Buying British Could Be The Answer To Our Empty Shelves.
Updated: Jan 7, 2022
First published in The Havering Daily on 4th October 2021
As the world continues to battle with supply chain issues, ranging from a shortage in HGV drivers and covid restrictions on factories, it’s time we ask how post-Brexit Britain could cope. Much of the answer, I believe, can be found by looking at ourselves as much as we look abroad.
Romford, in fact Havering as a whole, is a special place to live. We’ve the benefits of London and the benefits of Essex. The jobs, theatres, and glitz of the city as well as the country and coast of Essex. It’s this balance that makes Havering able to thrive, if we choose for it to.
The world, right now, is going through a supply chain nightmare. Factories, across the world, are buckling under the pressure of Covid restrictions. Even China is seeing decreasing output from their factories. Europe’s largest nations are all announcing a shortage of HGV drivers and the price of oil is back on the way up. It’s a recipe for a disaster, but it doesn’t have to be that way.
According to DEFRA (the Government department that looks at the environment and food) the East of England is bursting with produce. We grow 34% of the UK’s Potatoes, 42% of it’s Turkeys, 26% of the nation’s pigs and that’s just the start. Our region is a powerhouse of food production and it’s all right on our doorstep.
Yet, all to often, when I go to a supermarket and pick up a bag of spuds the country of origin is somewhere like Spain. A third of our lamb is imported, with 70% of that coming all the way from New Zealand. Even Uruguay exports Lamb to the UK! Did you know that a single bowl of lamb stew, with Welsh Lamb, produces as much CO2 as 71 plastic bottles? Now imagine that with lamb from our friends down-under.
I believe we’re a nation capable of producing what we need.
We need to ask ourselves why we import so much food. Are UK farmers not able to meet the demand, or have we become to used to eating what we want whenever we want?
Eating seasonally brings many benefits. It helps us reduce the carbon footprint of our meals, as it travels less distance. It often tastes better. Even more importantly it costs less. A recent study showed the price of 1kg of strawberries rising from £1.79 in the summer to £3.40 in the winter. Seasonal eating is also healthier. Veg grown in their natural season produce more vitamins and nutrients. Even milk contains different nutrients depending on the season.
As the roads clog with queues for petrol. As our supermarket shelves begin to empty. As the warnings of ‘no toys for Christmas’ is splashed across our papers, I can’t help thinking that buying seasonal and buying British has an even more important benefit.
Our beautiful part of England is blessed with over 350 miles of coast. We’ve acres upon acres of stunning countryside and we’ve thousands of farms. I believe we’re a nation capable of producing what we need. But it won’t happen overnight.

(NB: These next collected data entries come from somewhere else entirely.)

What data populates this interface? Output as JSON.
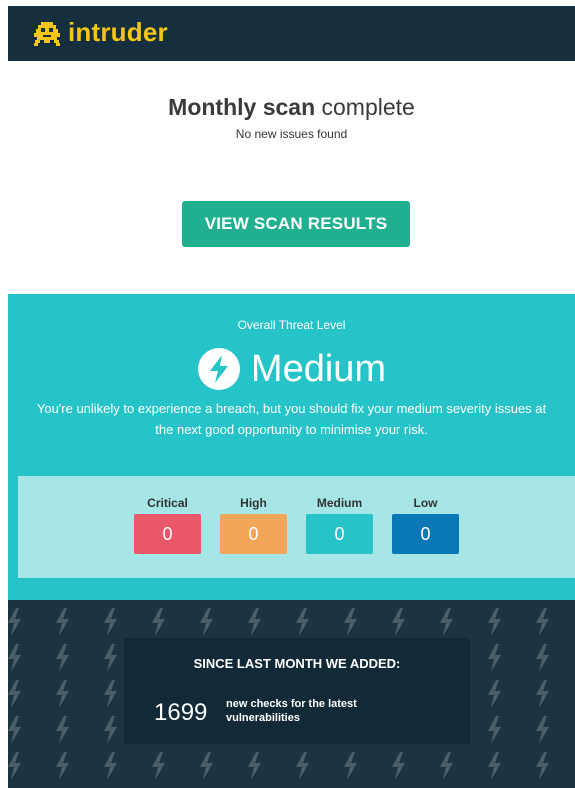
{
  "brand": {
    "name": "intruder",
    "logo_icon": "invader-icon",
    "color": "#f5c518"
  },
  "scan": {
    "title_bold": "Monthly scan",
    "title_rest": "complete",
    "subtitle": "No new issues found"
  },
  "cta": {
    "label": "VIEW SCAN RESULTS",
    "color": "#20b090"
  },
  "threat": {
    "label": "Overall Threat Level",
    "level": "Medium",
    "level_icon": "lightning-icon",
    "description_line1": "You're unlikely to experience a breach, but you should fix your medium severity issues at",
    "description_line2": "the next good opportunity to minimise your risk.",
    "background": "#26c4c8"
  },
  "counts": [
    {
      "label": "Critical",
      "value": "0",
      "color": "#e8586a"
    },
    {
      "label": "High",
      "value": "0",
      "color": "#f2a65a"
    },
    {
      "label": "Medium",
      "value": "0",
      "color": "#26c4c8"
    },
    {
      "label": "Low",
      "value": "0",
      "color": "#0a77b6"
    }
  ],
  "added": {
    "title": "SINCE LAST MONTH WE ADDED:",
    "count": "1699",
    "text": "new checks for the latest vulnerabilities"
  }
}
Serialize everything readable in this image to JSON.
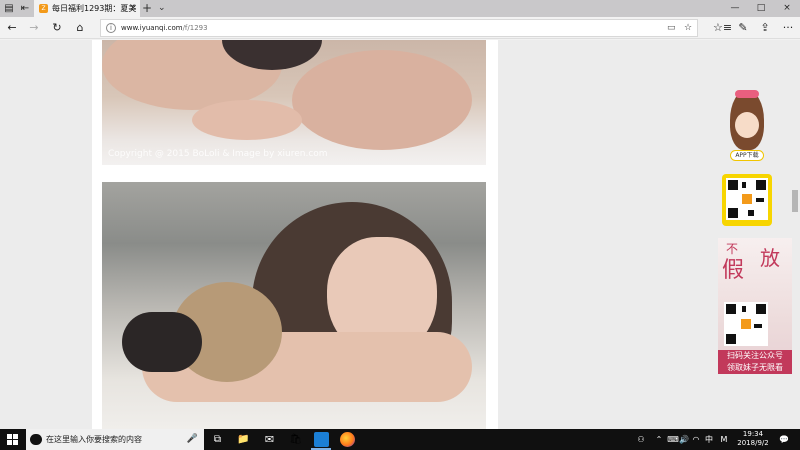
{
  "browser": {
    "tab": {
      "title": "每日福利1293期：夏美",
      "favicon_label": "Z"
    },
    "address": {
      "host": "www.iyuanqi.com",
      "path": "/f/1293"
    }
  },
  "content": {
    "photo1": {
      "watermark": "Copyright @ 2015 BoLoli & Image by xiuren.com"
    }
  },
  "sidebar_ads": {
    "app": {
      "button_label": "APP下载"
    },
    "promo": {
      "title_chars": [
        "不",
        "假",
        "放"
      ],
      "line1": "扫码关注公众号",
      "line2": "领取妹子无限看"
    }
  },
  "taskbar": {
    "search_placeholder": "在这里输入你要搜索的内容",
    "ime": "中",
    "ime_mode": "M",
    "time": "19:34",
    "date": "2018/9/2"
  },
  "colors": {
    "taskbar_bg": "#101010",
    "qr_ad_bg": "#f7d500",
    "promo_accent": "#c2395b",
    "edge_accent": "#1b7fd6",
    "firefox": "#ff7a1a"
  },
  "icons": {
    "back": "←",
    "forward": "→",
    "refresh": "↻",
    "home": "⌂",
    "star": "☆",
    "favorites": "☆≡",
    "pen": "✎",
    "share": "⇪",
    "more": "···",
    "new_tab": "+",
    "tab_list": "⌄",
    "close": "×",
    "minimize": "—",
    "maximize": "□",
    "mic": "🎤",
    "reader": "▭",
    "people": "⚇",
    "chevron_up": "⌃",
    "speaker": "🔊",
    "wifi": "◠",
    "keyboard": "⌨",
    "notification": "💬",
    "task_view": "⧉",
    "file_explorer": "📁",
    "mail": "✉",
    "store": "🛍"
  }
}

By supporting our local butchers, farm shops, the veg and fish stalls that Romford is so lucky to have, we’ll be putting pounds in to the pockets of those who produce. By buying British we’ll encourage our producers to grow more, to hire more and to produce more. We’ll come to rely less on polluting lorries chugging up from Dover. We’ll be helping our environment.

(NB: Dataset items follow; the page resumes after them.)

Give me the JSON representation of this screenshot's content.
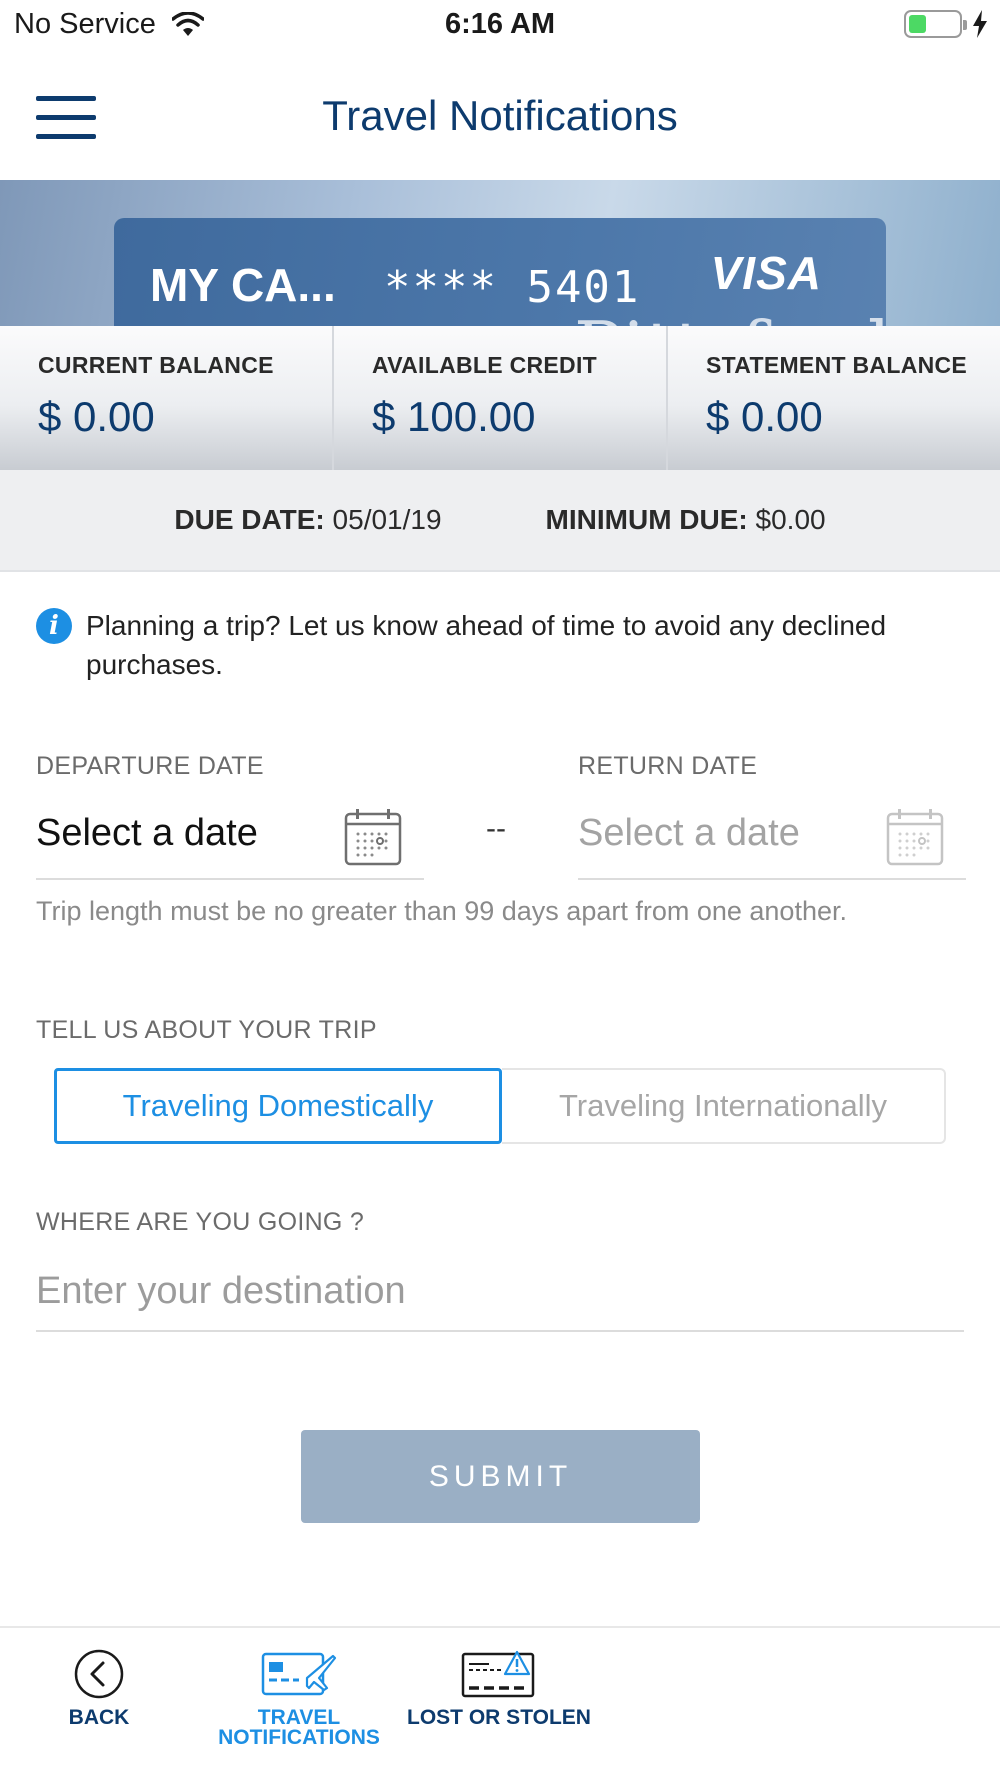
{
  "status_bar": {
    "carrier": "No Service",
    "time": "6:16 AM",
    "battery_level": 0.35,
    "battery_color": "#4cd964"
  },
  "header": {
    "title": "Travel Notifications",
    "menu_icon": "hamburger-menu-icon"
  },
  "card": {
    "name": "MY CA...",
    "masked_number": "**** 5401",
    "brand": "VISA",
    "background_script": "Pittsford"
  },
  "balances": [
    {
      "label": "CURRENT BALANCE",
      "value": "$ 0.00"
    },
    {
      "label": "AVAILABLE CREDIT",
      "value": "$ 100.00"
    },
    {
      "label": "STATEMENT BALANCE",
      "value": "$ 0.00"
    }
  ],
  "due": {
    "due_date_label": "DUE DATE:",
    "due_date_value": "05/01/19",
    "minimum_due_label": "MINIMUM DUE:",
    "minimum_due_value": "$0.00"
  },
  "info": {
    "icon": "info-icon",
    "text": "Planning a trip? Let us know ahead of time to avoid any declined purchases."
  },
  "dates": {
    "departure_label": "DEPARTURE DATE",
    "departure_value": "Select a date",
    "separator": "--",
    "return_label": "RETURN DATE",
    "return_placeholder": "Select a date",
    "hint": "Trip length must be no greater than 99 days apart from one another."
  },
  "trip": {
    "label": "TELL US ABOUT YOUR TRIP",
    "options": [
      "Traveling Domestically",
      "Traveling Internationally"
    ],
    "selected": "Traveling Domestically",
    "accent_color": "#1d8fe3"
  },
  "destination": {
    "label": "WHERE ARE YOU GOING ?",
    "value": "",
    "placeholder": "Enter your destination"
  },
  "submit": {
    "label": "SUBMIT",
    "enabled": false
  },
  "bottom_nav": {
    "items": [
      {
        "label": "BACK",
        "icon": "back-arrow-circle-icon"
      },
      {
        "label": "TRAVEL NOTIFICATIONS",
        "icon": "card-airplane-icon",
        "active": true
      },
      {
        "label": "LOST OR STOLEN",
        "icon": "card-warning-icon"
      }
    ],
    "brand_color": "#0d3b6e"
  }
}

It’s good for us to call on the government to support local farmers. It’s great that we protest for more support for British fisherman.
But it’s not all up to the government. We don’t need strawberries and lamb at Christmas.
Those of us who can should prioritise buying local and buying seasonally. It’s a win-win scenario if we do. The more we buy, the lower prices will become. The less trucks will be rattling around our motorways and the less carbon we’ll be chucking up into our atmosphere. The more jobs we’ll create and the more self-sustaining we’ll become. How strange a world we live in, that a boat stuck in the Egyptian desert can have such an impact on our lives.
Global Britain will then be global because we can, as opposed to being because we must.
Buying British may just be the answer to our empty shelves.